Windows Live: Smartscreen - Your link-clicking conscience

As many of you may have noticed, Microsoft has introduced a new feature to Windows Live Messenger. SmartScreen is a handy bit of code that either allows a user to directly access a whitelisted site, redirects the user to specific interstitial pages, or systematically denies direct access; all based on the content of a posted link.

Typically, a WLM contact list is populated by the user's friends or close personal contacts. Increasingly, "block-checker" and other services have been harvesting usernames and passwords for reuse as link-spam bots that typically message individuals on the affected user's contact list. Since a typical layer of trust is implied with previously permitted contacts, malcious redirection and malware installing links have become prevalent, as many users can attest. SmartScreen provides a barrier between these (and all) links that might be accessed by the user.

Sites that are known to harbour malicious code and/or phishing pages are automatically flagged with a block page.

This page acts much like Google's malware/phishing system; by forcing users to directly copy and paste the link (along with providing a warning), users are more informed of the potential risks, including the specific warning that the aforementioned site has been known to be malicious in nature.

Sites that have high-traffic and are known NOT to contain such malicious material are indexed by SmartScreen.
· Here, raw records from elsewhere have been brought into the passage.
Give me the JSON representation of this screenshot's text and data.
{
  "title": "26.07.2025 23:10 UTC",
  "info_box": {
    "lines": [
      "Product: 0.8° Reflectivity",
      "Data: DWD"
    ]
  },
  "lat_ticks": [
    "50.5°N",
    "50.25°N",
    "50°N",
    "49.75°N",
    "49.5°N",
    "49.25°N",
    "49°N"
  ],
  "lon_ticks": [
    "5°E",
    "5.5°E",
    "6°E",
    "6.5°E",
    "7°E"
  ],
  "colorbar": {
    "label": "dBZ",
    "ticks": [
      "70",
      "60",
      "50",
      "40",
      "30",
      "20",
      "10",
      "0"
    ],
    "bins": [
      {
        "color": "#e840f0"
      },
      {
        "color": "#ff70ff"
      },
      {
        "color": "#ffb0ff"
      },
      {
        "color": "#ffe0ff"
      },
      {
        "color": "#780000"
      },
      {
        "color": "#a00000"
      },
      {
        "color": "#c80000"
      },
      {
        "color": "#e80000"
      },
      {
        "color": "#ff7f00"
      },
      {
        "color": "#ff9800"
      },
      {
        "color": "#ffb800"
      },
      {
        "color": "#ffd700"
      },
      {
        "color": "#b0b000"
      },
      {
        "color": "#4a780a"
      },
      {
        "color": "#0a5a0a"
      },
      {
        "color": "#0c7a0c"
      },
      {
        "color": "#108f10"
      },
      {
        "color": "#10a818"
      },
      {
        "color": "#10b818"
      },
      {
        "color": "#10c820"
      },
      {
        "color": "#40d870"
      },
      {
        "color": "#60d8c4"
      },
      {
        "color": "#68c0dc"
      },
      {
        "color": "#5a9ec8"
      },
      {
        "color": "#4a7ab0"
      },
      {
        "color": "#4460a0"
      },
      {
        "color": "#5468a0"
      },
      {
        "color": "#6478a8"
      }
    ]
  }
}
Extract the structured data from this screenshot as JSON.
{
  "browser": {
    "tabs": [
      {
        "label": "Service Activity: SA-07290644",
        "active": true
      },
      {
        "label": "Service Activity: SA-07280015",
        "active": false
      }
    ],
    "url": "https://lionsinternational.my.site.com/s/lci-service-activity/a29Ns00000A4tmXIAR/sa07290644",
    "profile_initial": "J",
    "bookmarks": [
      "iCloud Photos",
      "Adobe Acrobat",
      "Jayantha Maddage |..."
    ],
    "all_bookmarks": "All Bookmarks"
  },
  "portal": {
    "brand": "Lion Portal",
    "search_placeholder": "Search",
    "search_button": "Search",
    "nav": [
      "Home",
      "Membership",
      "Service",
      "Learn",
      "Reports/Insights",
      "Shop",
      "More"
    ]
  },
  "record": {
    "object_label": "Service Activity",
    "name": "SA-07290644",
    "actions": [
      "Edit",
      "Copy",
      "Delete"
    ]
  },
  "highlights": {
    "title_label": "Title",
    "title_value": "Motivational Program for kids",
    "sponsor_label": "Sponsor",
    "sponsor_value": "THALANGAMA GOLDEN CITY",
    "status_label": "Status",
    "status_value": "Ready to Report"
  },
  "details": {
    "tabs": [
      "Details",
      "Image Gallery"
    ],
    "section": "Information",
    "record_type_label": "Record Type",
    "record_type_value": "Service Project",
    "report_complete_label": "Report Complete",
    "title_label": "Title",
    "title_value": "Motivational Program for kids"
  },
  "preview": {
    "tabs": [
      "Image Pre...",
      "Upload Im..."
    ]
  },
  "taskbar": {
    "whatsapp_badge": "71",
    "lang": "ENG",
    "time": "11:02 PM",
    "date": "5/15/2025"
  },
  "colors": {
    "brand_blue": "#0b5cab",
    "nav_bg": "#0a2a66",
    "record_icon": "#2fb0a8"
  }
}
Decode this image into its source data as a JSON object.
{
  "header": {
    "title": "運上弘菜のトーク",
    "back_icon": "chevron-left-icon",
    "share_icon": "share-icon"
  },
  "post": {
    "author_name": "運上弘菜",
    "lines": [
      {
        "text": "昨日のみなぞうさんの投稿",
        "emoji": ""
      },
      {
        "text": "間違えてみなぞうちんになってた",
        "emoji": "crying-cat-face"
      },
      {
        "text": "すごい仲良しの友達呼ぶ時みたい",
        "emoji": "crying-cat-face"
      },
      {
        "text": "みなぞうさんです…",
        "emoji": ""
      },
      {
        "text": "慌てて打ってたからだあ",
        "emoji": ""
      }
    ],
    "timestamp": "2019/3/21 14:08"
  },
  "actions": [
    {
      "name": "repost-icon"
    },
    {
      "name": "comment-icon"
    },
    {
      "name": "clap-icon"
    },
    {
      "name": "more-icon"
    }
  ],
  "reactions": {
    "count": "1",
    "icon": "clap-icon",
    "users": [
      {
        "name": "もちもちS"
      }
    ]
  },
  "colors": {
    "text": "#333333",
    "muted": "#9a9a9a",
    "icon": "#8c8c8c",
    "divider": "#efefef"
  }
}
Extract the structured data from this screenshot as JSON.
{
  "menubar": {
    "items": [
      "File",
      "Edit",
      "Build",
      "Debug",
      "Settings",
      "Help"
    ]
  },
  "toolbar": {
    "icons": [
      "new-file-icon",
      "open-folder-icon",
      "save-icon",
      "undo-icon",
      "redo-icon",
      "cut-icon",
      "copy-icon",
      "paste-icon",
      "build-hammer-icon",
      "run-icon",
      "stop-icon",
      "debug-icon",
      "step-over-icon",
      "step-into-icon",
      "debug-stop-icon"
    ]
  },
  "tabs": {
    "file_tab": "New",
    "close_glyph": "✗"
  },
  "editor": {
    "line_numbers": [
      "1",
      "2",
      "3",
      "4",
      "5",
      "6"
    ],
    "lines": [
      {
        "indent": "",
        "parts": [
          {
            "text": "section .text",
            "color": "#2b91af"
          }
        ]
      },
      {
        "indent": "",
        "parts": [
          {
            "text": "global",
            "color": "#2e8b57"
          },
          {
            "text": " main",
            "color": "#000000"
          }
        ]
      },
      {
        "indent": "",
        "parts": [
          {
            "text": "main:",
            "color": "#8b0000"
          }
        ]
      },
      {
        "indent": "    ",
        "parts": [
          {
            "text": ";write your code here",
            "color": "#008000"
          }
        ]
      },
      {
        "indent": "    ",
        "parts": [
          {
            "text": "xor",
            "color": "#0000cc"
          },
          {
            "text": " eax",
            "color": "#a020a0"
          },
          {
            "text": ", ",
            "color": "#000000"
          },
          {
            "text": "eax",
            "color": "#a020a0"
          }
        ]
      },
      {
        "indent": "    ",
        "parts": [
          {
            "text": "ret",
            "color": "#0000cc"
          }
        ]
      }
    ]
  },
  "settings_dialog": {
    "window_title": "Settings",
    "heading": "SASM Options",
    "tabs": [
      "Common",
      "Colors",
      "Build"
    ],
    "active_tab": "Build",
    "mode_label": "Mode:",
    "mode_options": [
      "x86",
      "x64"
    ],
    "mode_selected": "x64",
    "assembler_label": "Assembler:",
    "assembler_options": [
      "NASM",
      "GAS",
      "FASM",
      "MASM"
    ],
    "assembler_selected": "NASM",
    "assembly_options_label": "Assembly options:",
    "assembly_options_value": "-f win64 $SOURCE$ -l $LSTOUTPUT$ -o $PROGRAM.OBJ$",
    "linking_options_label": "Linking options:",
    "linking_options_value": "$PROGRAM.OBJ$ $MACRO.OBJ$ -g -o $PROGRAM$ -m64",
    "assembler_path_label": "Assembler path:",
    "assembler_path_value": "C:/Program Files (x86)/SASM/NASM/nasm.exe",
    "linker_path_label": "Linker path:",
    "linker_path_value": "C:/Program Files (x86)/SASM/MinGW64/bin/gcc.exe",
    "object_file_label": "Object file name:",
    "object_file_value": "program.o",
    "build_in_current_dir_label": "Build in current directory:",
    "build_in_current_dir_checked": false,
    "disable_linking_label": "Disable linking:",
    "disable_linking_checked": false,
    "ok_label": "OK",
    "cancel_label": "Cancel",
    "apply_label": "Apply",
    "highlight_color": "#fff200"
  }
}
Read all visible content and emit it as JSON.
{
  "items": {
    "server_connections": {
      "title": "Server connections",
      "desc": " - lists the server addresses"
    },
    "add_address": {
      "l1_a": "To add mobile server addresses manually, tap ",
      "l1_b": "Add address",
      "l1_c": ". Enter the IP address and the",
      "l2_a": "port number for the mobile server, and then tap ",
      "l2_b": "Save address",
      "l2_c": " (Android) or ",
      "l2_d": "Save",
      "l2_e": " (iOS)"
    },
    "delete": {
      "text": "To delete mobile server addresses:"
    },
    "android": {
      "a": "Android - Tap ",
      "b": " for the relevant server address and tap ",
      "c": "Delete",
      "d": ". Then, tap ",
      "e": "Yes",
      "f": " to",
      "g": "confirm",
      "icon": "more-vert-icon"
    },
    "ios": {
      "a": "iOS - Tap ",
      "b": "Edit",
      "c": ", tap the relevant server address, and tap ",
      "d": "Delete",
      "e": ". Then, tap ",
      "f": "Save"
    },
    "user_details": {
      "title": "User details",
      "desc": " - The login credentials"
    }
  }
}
Users are able to directly access these sites with no impediment. Low-traffic or cases of minor abuse are prefixed with an informational page that allows the user to continue but also reminds the individual NOT to enter their Live password if so prompted.

Even as power users, we all know how a cleverly worded "Hey LOOK AT THIS PIC + link" can sometimes be enticing. To a normal user, the invitation can be quite desirable. With SmartScreen, Microsoft has added an extra layer of protection for the "average-Joe" and provided that extra half-second to remind a power-user that what they are doing might be costly. Through a clean implementation not only in Messenger but across Windows Live Wave 4, Microsoft has taken a proactive stance to the most common social-engineering threat.